Тимошин тоже в рабочей одежде и даже в лаптях — пожалел трепать хорошие сапоги. Но зато на голове его была не парусиновая, блином, бескозырка, а кожаная фуражка, правда изрядно потертая.
Он оказался в одном ряду с Фролкиным. И тот обратился к нему с деланной почтительностью:
— Вам бы, товарищ, прилично впереди идти. Потому что вы заместо комиссара.
Многие засмеялись. Тимошин не обиделся на насмешку и засмеялся тоже, но не нашел, что ответить Фролкину.
Шли повзводно, с песнями. Впереди роты — командир и комиссар.
Несмотря на ранний час из окон многих домов смотрели люди. Многие уже знали о субботнике.
Из жителей нашлись любопытные, не поленившиеся сопровождать роту до места кладки дров, километра за три за городом. Хотели воочию убедиться, действительно ли будет работать ротный комсостав, особенно командир и комиссар шестнадцатой.
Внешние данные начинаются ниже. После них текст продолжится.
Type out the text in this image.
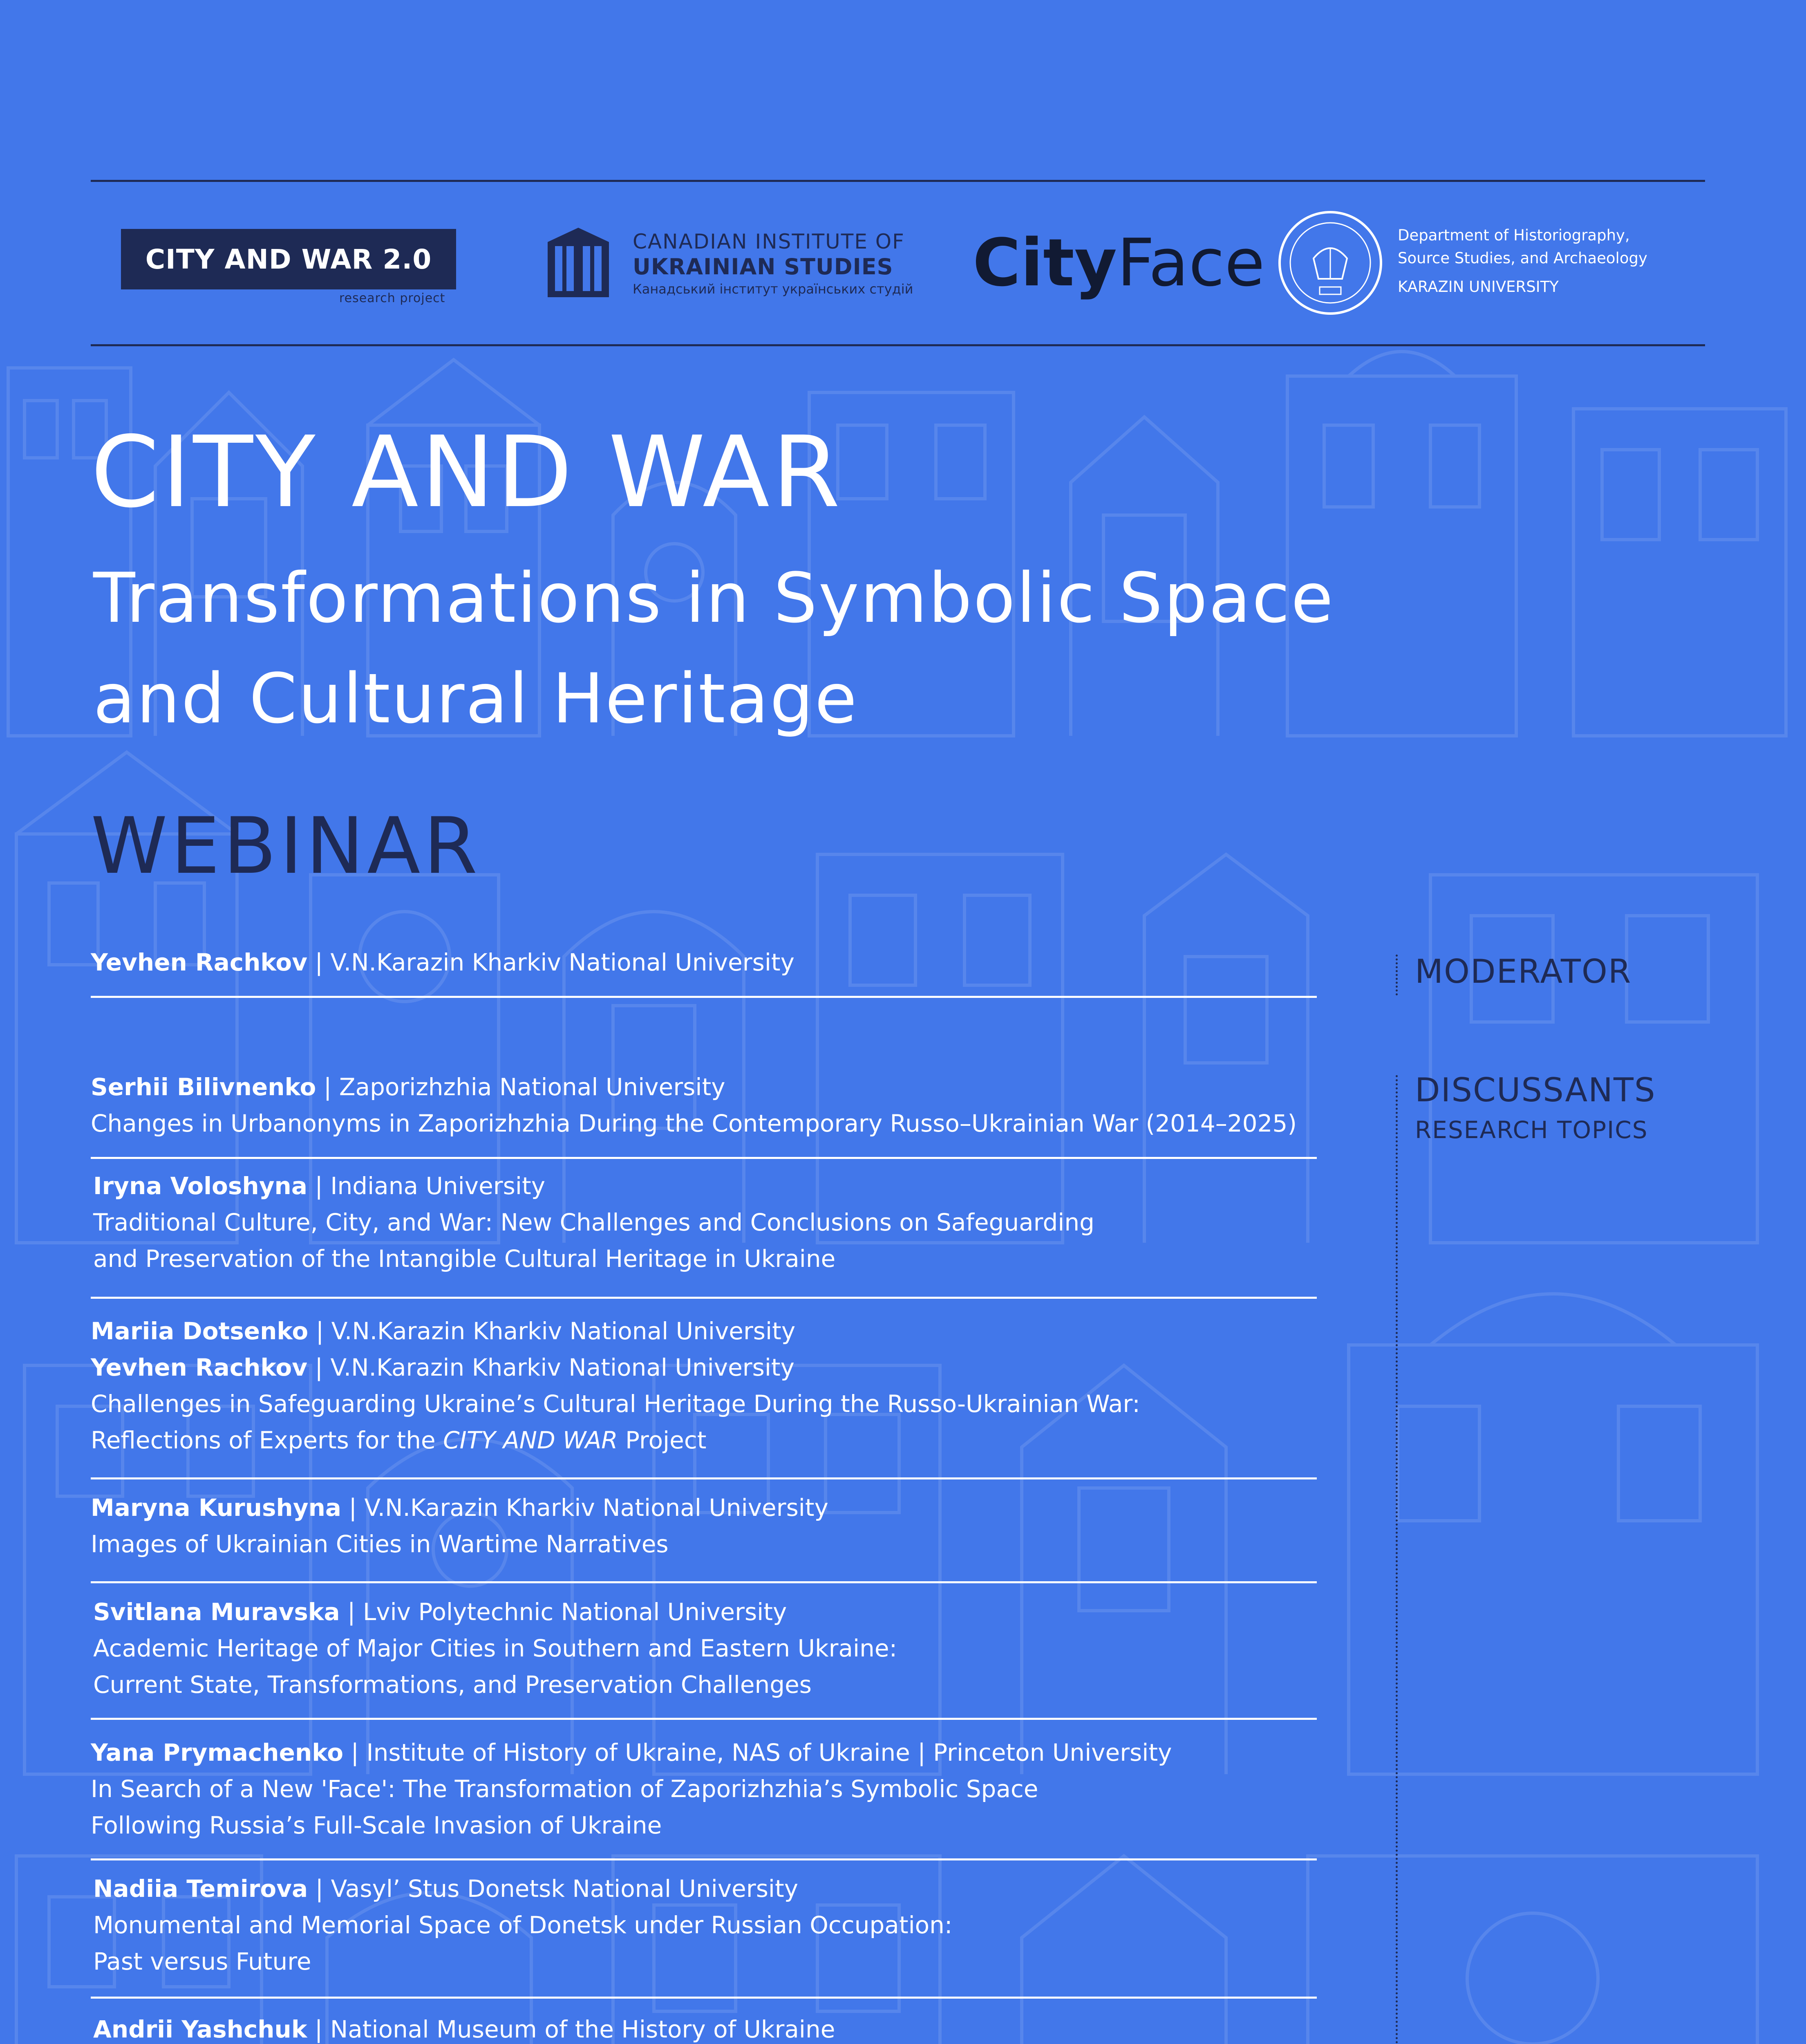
CITY AND WAR 2.0
research project
CANADIAN INSTITUTE OF
UKRAINIAN STUDIES
Канадський інститут українських студій CityFace	Department of Historiography,
Source Studies, and Archaeology
KARAZIN UNIVERSITY
CITY AND WAR
Transformations in Symbolic Space
and Cultural Heritage
WEBINAR
Yevhen Rachkov | V.N.Karazin Kharkiv National University	MODERATOR
DISCUSSANTS
RESEARCH TOPICS
Serhii Bilivnenko | Zaporizhzhia National University
Changes in Urbanonyms in Zaporizhzhia During the Contemporary Russo–Ukrainian War (2014–2025)
Iryna Voloshyna | Indiana University
Traditional Culture, City, and War: New Challenges and Conclusions on Safeguarding
and Preservation of the Intangible Cultural Heritage in Ukraine
Mariia Dotsenko | V.N.Karazin Kharkiv National University
Yevhen Rachkov | V.N.Karazin Kharkiv National University
Challenges in Safeguarding Ukraine’s Cultural Heritage During the Russo-Ukrainian War:
Reflections of Experts for the CITY AND WAR Project
Maryna Kurushyna | V.N.Karazin Kharkiv National University
Images of Ukrainian Cities in Wartime Narratives
Svitlana Muravska | Lviv Polytechnic National University
Academic Heritage of Major Cities in Southern and Eastern Ukraine:
Current State, Transformations, and Preservation Challenges
Yana Prymachenko | Institute of History of Ukraine, NAS of Ukraine | Princeton University
In Search of a New 'Face': The Transformation of Zaporizhzhia’s Symbolic Space
Following Russia’s Full-Scale Invasion of Ukraine
Nadiia Temirova | Vasyl’ Stus Donetsk National University
Monumental and Memorial Space of Donetsk under Russian Occupation:
Past versus Future
Andrii Yashchuk | National Museum of the History of Ukraine
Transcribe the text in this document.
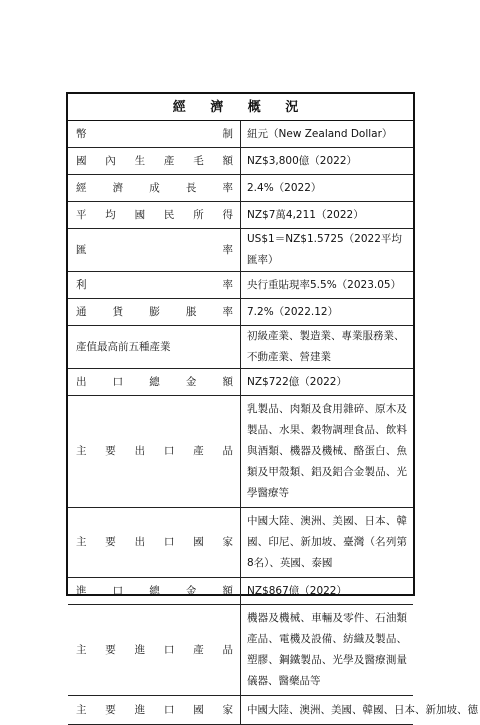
經 濟 概 況	
幣制	紐元（New Zealand Dollar）
國內生產毛額	NZ$3,800億（2022）
經濟成長率	2.4%（2022）
平均國民所得	NZ$7萬4,211（2022）
匯率	US$1＝NZ$1.5725（2022平均匯率）
利率	央行重貼現率5.5%（2023.05）
通貨膨脹率	7.2%（2022.12）
產值最高前五種產業	初級產業、製造業、專業服務業、不動產業、營建業
出口總金額	NZ$722億（2022）
主要出口產品	乳製品、肉類及食用雜碎、原木及製品、水果、穀物調理食品、飲料與酒類、機器及機械、酪蛋白、魚類及甲殼類、鋁及鋁合金製品、光學醫療等
主要出口國家	中國大陸、澳洲、美國、日本、韓國、印尼、新加坡、臺灣（名列第8名）、英國、泰國
進口總金額	NZ$867億（2022）
主要進口產品	機器及機械、車輛及零件、石油類產品、電機及設備、紡織及製品、塑膠、鋼鐵製品、光學及醫療測量儀器、醫藥品等
主要進口國家	中國大陸、澳洲、美國、韓國、日本、新加坡、德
Любопытным предложили принять участие в субботнике. Они стали отказываться, ссылаясь на то, что одеты в неподходящий костюм, но комроты, ласково улыбаясь, сказал:
— А вы поможете подвозить вагонетки. Не запачкаетесь и одежды не порвете.
Дрова были на порядочном расстоянии от железнодорожного полотна и подвозились к нему по двум узкоколейным путям.
— А шестнадцатая рота в долгу не останется, — важно вставил Фролкин. — Накормит вас, граждане, настоящим «куриным бульоном».
В роте уже два дня опять была на обед куреная вобла.
— Мы знаем, из каких кур у вас бульон, — засмеялся один из граждан, — кура не простая, в матушке Волге водится.
— Вот, вот! — радостно вскрикнул Фролкин. — Коли знаете, так не о чем и толковать. Значит, парни свои.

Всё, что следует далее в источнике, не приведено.